Habib elaborated that Pakistan’s large informal, cash-based economy discourages corporate firms and banks from launching significant construction projects. He contended that his proposal was not strictly an amnesty since it was limited to first-time genuine buyers.
Due to the informal economy’s size, many property transactions are either undervalued or conducted in cash to avoid scrutiny.
The prime minister directed government officials to work with Arif Habib to explore a viable solution. It was also decided that business leaders would engage with the IMF next month to discuss the proposed Rs50 million amnesty scheme.
“It appears that there is a consensus on providing relief to the real estate sector,” FBR Chairman Rashid Langrial stated in a recent National Assembly Standing Committee on Finance meeting, which had earlier postponed a legal amendment requiring buyers to disclose their funding sources upfront.

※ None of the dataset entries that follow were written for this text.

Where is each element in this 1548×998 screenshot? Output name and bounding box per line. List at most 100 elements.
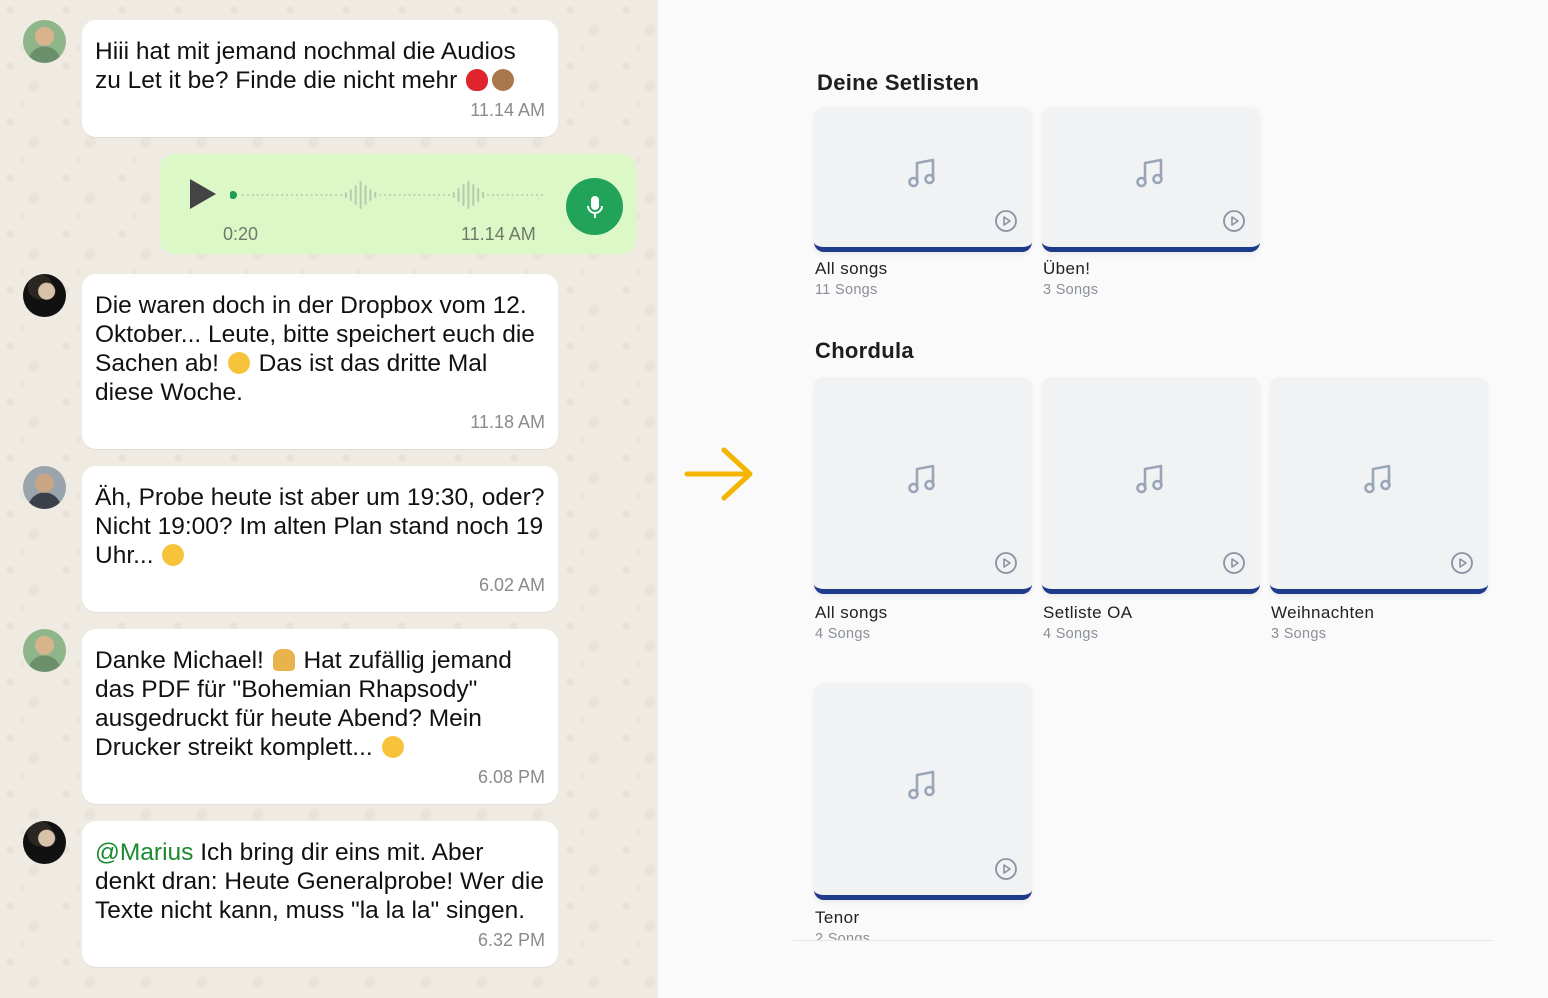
waveform-bar — [340, 194, 342, 196]
avatar[interactable] — [23, 629, 66, 672]
waveform-bar — [335, 194, 338, 196]
voice-message-bubble[interactable]: 0:20 11.14 AM — [160, 154, 636, 254]
microphone-icon — [586, 195, 603, 218]
waveform-bar — [536, 194, 538, 196]
waveform-bar — [325, 194, 328, 196]
waveform-bar — [305, 194, 308, 196]
message-time: 6.32 PM — [477, 930, 545, 950]
message-text: Äh, Probe heute ist aber um 19:30, oder?… — [95, 484, 545, 569]
waveform-bar — [447, 194, 450, 196]
setlist-song-count: 3 Songs — [1271, 626, 1327, 642]
waveform-bar — [354, 185, 357, 205]
waveform-bar — [256, 194, 259, 196]
play-circle-icon[interactable] — [994, 857, 1018, 881]
message-text: @Marius Ich bring dir eins mit. Aber den… — [95, 839, 544, 924]
playback-position-dot — [230, 191, 237, 199]
waveform-bar — [359, 181, 362, 209]
message-time: 6.08 PM — [477, 767, 545, 787]
setlist-title: All songs — [815, 259, 888, 278]
waveform-bar — [467, 181, 470, 209]
waveform-bar — [438, 194, 440, 196]
message-time: 11.14 AM — [470, 100, 545, 120]
avatar[interactable] — [23, 274, 66, 317]
folded-hands-emoji — [272, 649, 295, 671]
setlist-card-weihnachten[interactable] — [1270, 377, 1488, 594]
waveform-bar — [442, 194, 445, 196]
waveform-bar — [477, 188, 480, 202]
setlist-song-count: 11 Songs — [815, 282, 878, 298]
waveform-bar — [300, 194, 303, 196]
message-time: 11.18 AM — [470, 412, 545, 432]
play-circle-icon[interactable] — [1450, 551, 1474, 575]
music-note-icon — [1364, 464, 1391, 494]
waveform-bar — [295, 194, 298, 196]
waveform-bar — [276, 194, 279, 196]
waveform-bar — [428, 194, 431, 196]
mic-button[interactable] — [566, 178, 623, 235]
play-icon[interactable] — [190, 179, 216, 209]
setlist-card-tenor[interactable] — [814, 683, 1032, 900]
sweat-smile-emoji — [227, 352, 250, 374]
waveform-bar — [433, 194, 436, 196]
waveform-bar — [242, 194, 244, 196]
waveform-bar — [511, 194, 514, 196]
waveform-bar — [261, 194, 264, 196]
waveform-bar — [403, 194, 406, 196]
message-bubble[interactable]: @Marius Ich bring dir eins mit. Aber den… — [82, 821, 558, 967]
waveform-bar — [364, 185, 367, 205]
setlist-card-all-songs[interactable] — [814, 377, 1032, 594]
message-bubble[interactable]: Die waren doch in der Dropbox vom 12. Ok… — [82, 274, 558, 449]
waveform-bar — [281, 194, 284, 196]
waveform-bar — [398, 194, 401, 196]
waveform-bar — [506, 194, 509, 196]
setlist-title: Tenor — [815, 908, 860, 927]
music-note-icon — [1136, 464, 1163, 494]
waveform-bar — [379, 194, 382, 196]
play-circle-icon[interactable] — [1222, 551, 1246, 575]
section-title: Deine Setlisten — [817, 70, 980, 95]
waveform-bar — [349, 189, 352, 201]
waveform-bar — [286, 194, 289, 196]
avatar[interactable] — [23, 20, 66, 63]
play-circle-icon[interactable] — [1222, 209, 1246, 233]
avatar[interactable] — [23, 466, 66, 509]
play-circle-icon[interactable] — [994, 209, 1018, 233]
see-no-evil-monkey-emoji — [492, 69, 515, 91]
waveform-bar — [330, 194, 333, 196]
waveform-bar — [310, 194, 313, 196]
waveform-bar — [462, 184, 465, 206]
setlist-card-setliste-oa[interactable] — [1042, 377, 1260, 594]
waveform-bar — [389, 194, 391, 196]
chat-panel: Hiii hat mit jemand nochmal die Audios z… — [0, 0, 658, 998]
waveform-bar — [266, 194, 269, 196]
waveform-bar — [369, 189, 372, 201]
message-text: Hiii hat mit jemand nochmal die Audios z… — [95, 38, 516, 94]
waveform-bar — [320, 194, 323, 196]
message-bubble[interactable]: Äh, Probe heute ist aber um 19:30, oder?… — [82, 466, 558, 612]
mention-link[interactable]: @Marius — [95, 839, 193, 866]
waveform-bar — [413, 194, 416, 196]
waveform[interactable] — [230, 180, 546, 210]
waveform-bar — [408, 194, 411, 196]
avatar[interactable] — [23, 821, 66, 864]
setlist-song-count: 4 Songs — [1043, 626, 1099, 642]
waveform-bar — [246, 194, 249, 196]
message-text: Die waren doch in der Dropbox vom 12. Ok… — [95, 292, 535, 406]
message-text: Danke Michael! Hat zufällig jemand das P… — [95, 647, 512, 761]
setlist-card-ueben[interactable] — [1042, 107, 1260, 252]
waveform-bar — [251, 194, 254, 196]
waveform-bar — [496, 194, 499, 196]
setlist-title: All songs — [815, 603, 888, 622]
setlist-title: Setliste OA — [1043, 603, 1133, 622]
waveform-bar — [393, 194, 396, 196]
setlist-card-all-songs[interactable] — [814, 107, 1032, 252]
waveform-bar — [291, 194, 293, 196]
waveform-bar — [526, 194, 529, 196]
waveform-bar — [540, 194, 543, 196]
message-bubble[interactable]: Danke Michael! Hat zufällig jemand das P… — [82, 629, 558, 804]
message-bubble[interactable]: Hiii hat mit jemand nochmal die Audios z… — [82, 20, 558, 137]
play-circle-icon[interactable] — [994, 551, 1018, 575]
music-note-icon — [908, 158, 935, 188]
setlist-title: Üben! — [1043, 259, 1091, 278]
waveform-bar — [487, 194, 489, 196]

The prime minister had set up the housing sector task force after real estate activities slowed due to high taxation and sluggish economic growth. In the first quarter of the current fiscal year, Pakistan’s economy expanded by only 0.9%.
Prime Minister Shehbaz Sharif emphasized that the real estate sector package should primarily focus on fostering construction and economic activity.
The meeting also explored the possibility of offering interest rate subsidies to assist lower and middle-income groups in obtaining bank loans for home construction. The Minister for Economic Affairs has been tasked with presenting recommendations next week.
A similar initiative was introduced by former Prime Minister Imran Khan, who provided interest-rate subsidies for lower middle-income groups, enabling many individuals to own homes. Despite the central bank’s policy rate being set at 12%, home loan interest rates remain high, exceeding 17%.
As of now, the prime minister has not introduced any measures to ease the financial burden on salaried individuals, who paid Rs285 billion in income tax between July and January of this fiscal year—Rs100 billion more than the previous year and significantly exceeding the government’s annual target for additional tax collection from this segment.
This week, the National Assembly Standing Committee on Finance deferred the approval of an amendment bill that would have mandated upfront disclosure of property purchase funds. The delay in passing the Tax Laws Amendment Bill has provided temporary relief to the real estate sector, allowing transactions to proceed without immediate disclosure requirements.
A government official clarified that no final relief package for the real estate sector has been approved, and consultations with provincial authorities and the IMF have yet to begin.
The real estate sector remains largely unregulated, with vast agricultural lands being converted into housing schemes—many of which lack regulatory approvals and operate illegally. Additionally, the market has an oversupply of plots compared to actual demand due to excessively high prices.
Another challenge is the overselling of apartments and plots. A potential solution discussed in the meeting was to regulate construction investments through escrow accounts, ensuring greater transparency and accountability.